## Imports, Reading Data, Setting up tests

In [3]:
import pandas as pd
import numpy as np
import sklearn.metrics as metrics
from xgboost import XGBRegressor
from sklearn.model_selection import GridSearchCV
from sklearn.model_selection import RandomizedSearchCV


In [28]:
training_data = pd.read_csv("../../../data/current_data/train_3.csv")
test_data = pd.read_csv("../../../data/current_data/test_3.csv")

In [77]:
y_variable = 'pct_health_ins_19_64'

broadband_vars3 = ['pct_internet',  'pct_only_smartphone',
                   'pct_internet_broadband_fiber','Ookla Median Download Speed (Mbps)',
                  'pct_no_computing_device', 'Comcast_present',
 'ATT_present',
 'VSAT_present',
 'Century_Link_present',
 'Spectrum_present',
 'Crown_Castle_present',
 'Etheric_present',
 'Frontier_Communications_present',]

broadband_vars3 = ['pct_internet',  'pct_computing_device', 'pct_internet_broadband_any_type',
                   'pct_computing_device_with_broadband','Ookla Median Download Speed (Mbps)',
                   'pct_internet_broadband_satellite','Wired_Provider_Count_25']
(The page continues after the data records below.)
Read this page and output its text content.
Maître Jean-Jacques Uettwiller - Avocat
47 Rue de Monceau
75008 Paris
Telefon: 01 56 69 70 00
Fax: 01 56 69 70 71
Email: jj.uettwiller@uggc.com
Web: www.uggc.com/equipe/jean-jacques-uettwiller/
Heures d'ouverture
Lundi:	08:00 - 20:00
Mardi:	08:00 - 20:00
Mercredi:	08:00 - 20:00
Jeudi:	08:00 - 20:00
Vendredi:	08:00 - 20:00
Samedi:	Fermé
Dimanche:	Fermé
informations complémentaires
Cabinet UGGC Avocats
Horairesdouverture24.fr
broadband_vars_group = ['pct_only_cellular', 'pct_internet_broadband_fiber', 'pct_computing_device_with_broadband', 
                        'pct_internet_broadband_satellite', 'pct_computing_device',
                        'Ookla Median Download Speed (Mbps)','pct_internet_broadband_any_type', 'pct_internet',
                        'Wired_Provider_Count', 'pct_only_smartphone']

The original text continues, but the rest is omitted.